Scientists unraveling mysteries of Earth’s Van Allen radiation belts
Washington – Researchers are unraveling the longstanding mysteries surrounding the Van Allen radiation belts that circle Earth.
The discovery used measurements taken by a University of New Hampshire-led instrument on board NASA’s Van Allen Probes twin spacecraft to reveal that the high-energy particles populating the radiation belts can be accelerated to nearly the speed of light.
This mode of action is analogous to that of a particle accelerator like the Large Hadron Collider.

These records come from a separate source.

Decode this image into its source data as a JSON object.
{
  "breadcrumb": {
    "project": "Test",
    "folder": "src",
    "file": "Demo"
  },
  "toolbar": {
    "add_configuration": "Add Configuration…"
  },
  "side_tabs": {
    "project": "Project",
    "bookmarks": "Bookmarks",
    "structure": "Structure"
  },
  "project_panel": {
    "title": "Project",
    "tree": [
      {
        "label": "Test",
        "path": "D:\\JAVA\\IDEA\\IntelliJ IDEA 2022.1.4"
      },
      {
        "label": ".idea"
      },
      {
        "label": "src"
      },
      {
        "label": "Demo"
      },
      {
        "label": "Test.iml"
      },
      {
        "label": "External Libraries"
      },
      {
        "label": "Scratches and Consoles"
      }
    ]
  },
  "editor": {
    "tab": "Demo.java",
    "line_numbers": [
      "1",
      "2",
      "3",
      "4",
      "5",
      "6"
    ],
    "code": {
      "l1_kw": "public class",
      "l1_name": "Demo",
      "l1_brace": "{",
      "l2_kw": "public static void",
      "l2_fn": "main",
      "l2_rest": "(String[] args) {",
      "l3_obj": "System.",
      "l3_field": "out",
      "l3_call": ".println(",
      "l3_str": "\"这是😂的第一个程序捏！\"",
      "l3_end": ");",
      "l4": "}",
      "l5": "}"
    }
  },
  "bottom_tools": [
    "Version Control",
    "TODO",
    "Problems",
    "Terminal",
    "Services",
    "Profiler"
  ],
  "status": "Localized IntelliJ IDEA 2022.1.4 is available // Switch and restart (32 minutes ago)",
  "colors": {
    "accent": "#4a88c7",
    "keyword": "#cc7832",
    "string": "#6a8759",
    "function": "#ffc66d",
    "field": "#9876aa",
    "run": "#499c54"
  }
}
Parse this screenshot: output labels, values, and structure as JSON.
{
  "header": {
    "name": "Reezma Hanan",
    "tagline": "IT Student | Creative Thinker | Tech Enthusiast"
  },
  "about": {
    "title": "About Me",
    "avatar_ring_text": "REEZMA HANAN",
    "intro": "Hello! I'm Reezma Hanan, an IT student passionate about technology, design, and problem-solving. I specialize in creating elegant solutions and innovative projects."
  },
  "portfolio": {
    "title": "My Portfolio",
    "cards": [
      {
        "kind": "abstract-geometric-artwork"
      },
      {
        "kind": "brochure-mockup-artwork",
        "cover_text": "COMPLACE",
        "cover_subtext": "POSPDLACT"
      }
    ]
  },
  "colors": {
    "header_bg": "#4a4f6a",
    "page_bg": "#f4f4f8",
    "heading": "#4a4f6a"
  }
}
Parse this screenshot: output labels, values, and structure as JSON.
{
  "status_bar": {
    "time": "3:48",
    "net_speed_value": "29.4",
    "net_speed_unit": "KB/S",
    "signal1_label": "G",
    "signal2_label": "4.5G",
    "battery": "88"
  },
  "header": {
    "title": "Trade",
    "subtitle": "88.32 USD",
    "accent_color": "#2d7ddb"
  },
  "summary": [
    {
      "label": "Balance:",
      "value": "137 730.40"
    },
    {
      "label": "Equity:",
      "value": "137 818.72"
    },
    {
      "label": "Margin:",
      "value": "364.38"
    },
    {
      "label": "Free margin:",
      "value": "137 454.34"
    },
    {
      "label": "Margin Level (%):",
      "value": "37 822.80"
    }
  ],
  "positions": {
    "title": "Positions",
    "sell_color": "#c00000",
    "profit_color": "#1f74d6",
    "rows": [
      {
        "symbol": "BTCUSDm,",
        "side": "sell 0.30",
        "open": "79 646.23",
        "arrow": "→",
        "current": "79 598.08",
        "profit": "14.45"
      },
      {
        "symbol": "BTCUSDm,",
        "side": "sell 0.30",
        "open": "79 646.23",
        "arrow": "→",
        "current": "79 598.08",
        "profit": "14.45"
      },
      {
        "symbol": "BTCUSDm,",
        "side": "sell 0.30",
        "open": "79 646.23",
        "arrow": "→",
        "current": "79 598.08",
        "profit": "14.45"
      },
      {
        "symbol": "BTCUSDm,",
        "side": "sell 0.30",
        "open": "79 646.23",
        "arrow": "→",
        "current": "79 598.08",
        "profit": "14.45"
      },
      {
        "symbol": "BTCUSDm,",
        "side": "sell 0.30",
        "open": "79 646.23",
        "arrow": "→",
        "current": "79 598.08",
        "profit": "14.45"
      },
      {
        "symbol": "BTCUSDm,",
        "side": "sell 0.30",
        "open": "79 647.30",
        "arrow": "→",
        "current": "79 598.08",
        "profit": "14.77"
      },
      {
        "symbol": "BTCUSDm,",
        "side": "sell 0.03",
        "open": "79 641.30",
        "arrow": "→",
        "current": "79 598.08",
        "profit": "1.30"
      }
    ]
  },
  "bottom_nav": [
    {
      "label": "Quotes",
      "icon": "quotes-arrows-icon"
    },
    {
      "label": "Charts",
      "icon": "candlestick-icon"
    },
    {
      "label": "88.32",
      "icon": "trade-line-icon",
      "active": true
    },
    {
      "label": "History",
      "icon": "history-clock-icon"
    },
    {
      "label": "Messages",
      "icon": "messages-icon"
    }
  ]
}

However, in this case, the Earth’s vast magnetic field, or magnetosphere, which contains the Van Allen belts, revs up drifting electrons to ever-higher speeds as they circle the planet from west to east.
Co-author Harlan Spence, director of the UNH Institute for the Study of Earth, Oceans, and Space, principal scientist for the ECT, said that the acceleration they first reported operates on the scale size of an electron’s gyromotion — it is a really local process, maybe only a few hundred meters in size.
He said that they’re we’re seeing this large-scale, global motion involving ultra low-frequency waves pulsing through Earth’s magnetosphere and operating across vast distances up to hundreds of thousands of kilometers.
Spence asserted that with the Van Allen Probes, I like to think there’s no place for these particles to hide because each spacecraft is spinning and ‘glimpses’ the entire sky with its detector ‘eyes’, so we’re essentially getting a 360-degree view in terms of direction, position, energy, and time.
The discovery has been published in the journal Nature Communications.